Honda. Motor Co Invests in Battery Maker CATL, Will Jointly Develop EV Batteries
Spurred by the popularity of Tesla's electric vehicles and the company's global lead in the EV segment, automakers around the world are scrambling to introduce their own fully-electric models. However in order to build hundreds of thousands of electric vehicles, automakers will require a steady supply of batteries, so they are forming partnerships with global battery makers. The latest comes from Japan's Honda Motor Co.
Honda announced today it will buy a 1% stake in Chinese electric vehicle (EV) battery maker Contemporary Amperex Technology Ltd. (CATL). The two companies said in a statement they will jointly develop batteries for Honda's future EVs.
CATL is a global leader in the development and manufacturing of lithium-ion power and energy storage batteries, with businesses covering R&D, manufacturing and sales of batteries for electric vehicles and energy storage systems.
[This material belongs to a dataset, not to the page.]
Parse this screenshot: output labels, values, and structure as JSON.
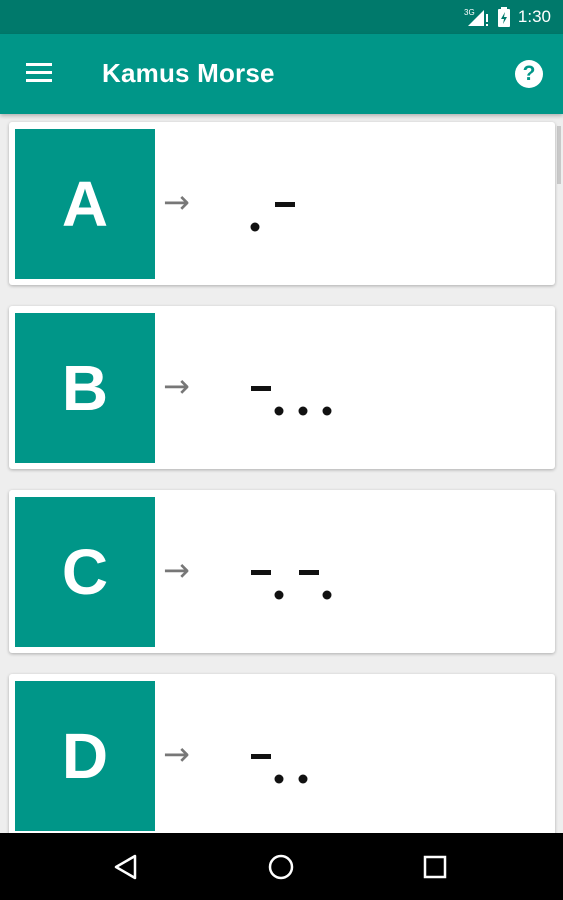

The company is headquartered in Ningde, China.
The first Honda model equipped with a CATL battery is scheduled to be launched in the Chinese market in 2022.
China is the world's biggest market for EVs.
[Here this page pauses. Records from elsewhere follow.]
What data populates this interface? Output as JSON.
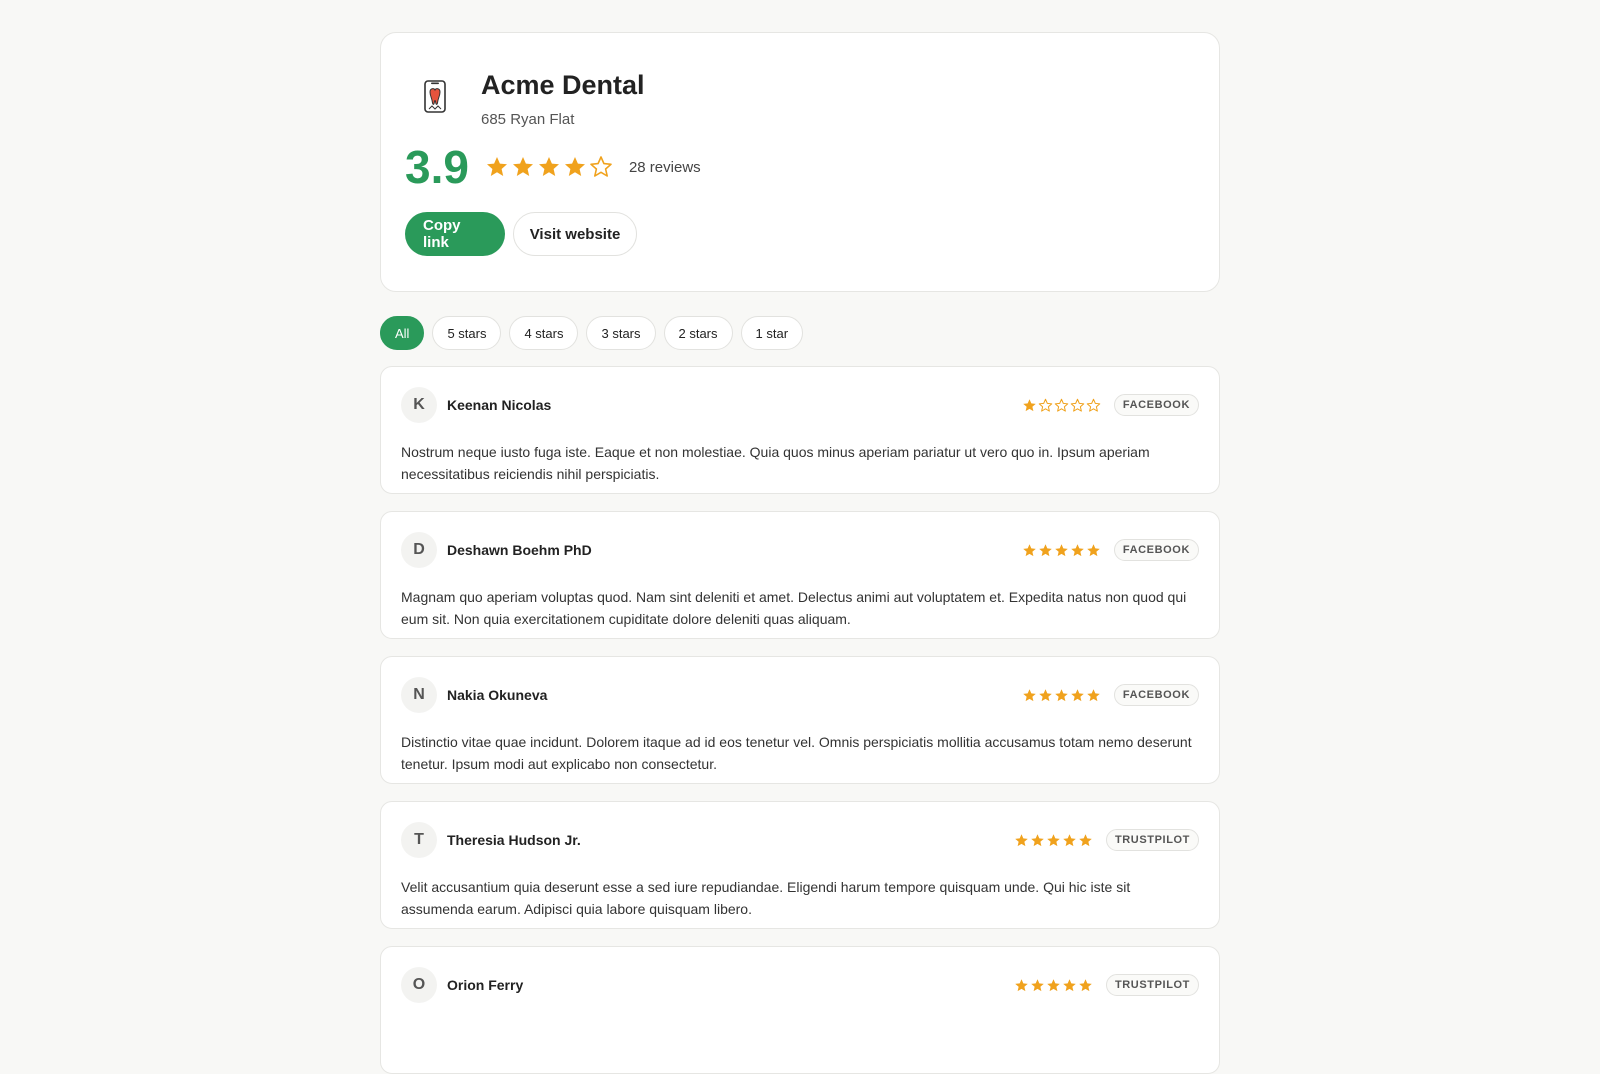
{
  "business": {
    "name": "Acme Dental",
    "address": "685 Ryan Flat",
    "rating": "3.9",
    "rating_value": 3.9,
    "review_count": "28 reviews"
  },
  "actions": {
    "copy_link": "Copy link",
    "visit_website": "Visit website"
  },
  "filters": [
    "All",
    "5 stars",
    "4 stars",
    "3 stars",
    "2 stars",
    "1 star"
  ],
  "colors": {
    "accent": "#2a9a5a",
    "star": "#f0a21d"
  },
  "reviews": [
    {
      "initial": "K",
      "name": "Keenan Nicolas",
      "stars": 1,
      "source": "FACEBOOK",
      "text": "Nostrum neque iusto fuga iste. Eaque et non molestiae. Quia quos minus aperiam pariatur ut vero quo in. Ipsum aperiam necessitatibus reiciendis nihil perspiciatis."
    },
    {
      "initial": "D",
      "name": "Deshawn Boehm PhD",
      "stars": 5,
      "source": "FACEBOOK",
      "text": "Magnam quo aperiam voluptas quod. Nam sint deleniti et amet. Delectus animi aut voluptatem et. Expedita natus non quod qui eum sit. Non quia exercitationem cupiditate dolore deleniti quas aliquam."
    },
    {
      "initial": "N",
      "name": "Nakia Okuneva",
      "stars": 5,
      "source": "FACEBOOK",
      "text": "Distinctio vitae quae incidunt. Dolorem itaque ad id eos tenetur vel. Omnis perspiciatis mollitia accusamus totam nemo deserunt tenetur. Ipsum modi aut explicabo non consectetur."
    },
    {
      "initial": "T",
      "name": "Theresia Hudson Jr.",
      "stars": 5,
      "source": "TRUSTPILOT",
      "text": "Velit accusantium quia deserunt esse a sed iure repudiandae. Eligendi harum tempore quisquam unde. Qui hic iste sit assumenda earum. Adipisci quia labore quisquam libero."
    },
    {
      "initial": "O",
      "name": "Orion Ferry",
      "stars": 5,
      "source": "TRUSTPILOT",
      "text": ""
    }
  ]
}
"Honda is a key player in global electrification. Through this strategic cooperation, CATL and Honda will establish a stronger global partnership. We are working together to deliver more competitive products and solutions to global electrification, and to finally achieve a clean and pleasant style of mobility," said Zhou Jia, President of CATL.
Honda and CATL plan to expand their battery partnership globally in the future. The partnership may grow to include battery recycling and reuse in the future.
Honda has inked a number of new partnerships to make electric cars, including a joint venture with China's GAC under which the Japanese automaker began selling its first fully-electric EV in China, the Everus VE-1 SUV crossover introduced last year.
In North America, Honda is also working with U.S. automaker General Motors on the Origin, an electric & autonomous passenger shuttle for GM's autonomous driving division Cruise.
Most of the electric vehicle batteries in use today come from just a few global suppliers, including CATL, Panasonic, LG Chem and BYD. All of the respective companies are forming lucrative supply deals with automakers as demand for batteries increases. Panasonic, for example, has been Tesla's sole battery partner since the Model S was introduced in 2012.
In 2018, CATL overtook Panasonic as the world's largest lithium-ion battery supplier. CATL is now supplying Tesla with batteries for its Model 3 sedans produced in China at Tesla's new Shanghai factory.
CATL also supplies batteries to Toyota and German automaker Volkswagen. CATL is building a battery plant in Germany in order to supply batteries to Germany's automakers, including BMW and Mercedes Benz. CATL is also considering expanding its battery manufacturing to North America, the company said.
CATL said its eyeing European expansion because it expects huge growth in the electric vehicle market there in response to the EU's strict CO2 requirements as part of the Paris Climate Agreement and the plans to ban diesel engine vehicles in some European cities.
In May, CATL said its ready to build an EV battery with an expected lifespan of 1.2 million miles or 16 years before its needs replacement. An EV battery with a million mile plus warranty could be a big selling point for automakers, luring new customers to switch to fully-electric vehicles that might last much longer than their fossil fuel counterparts.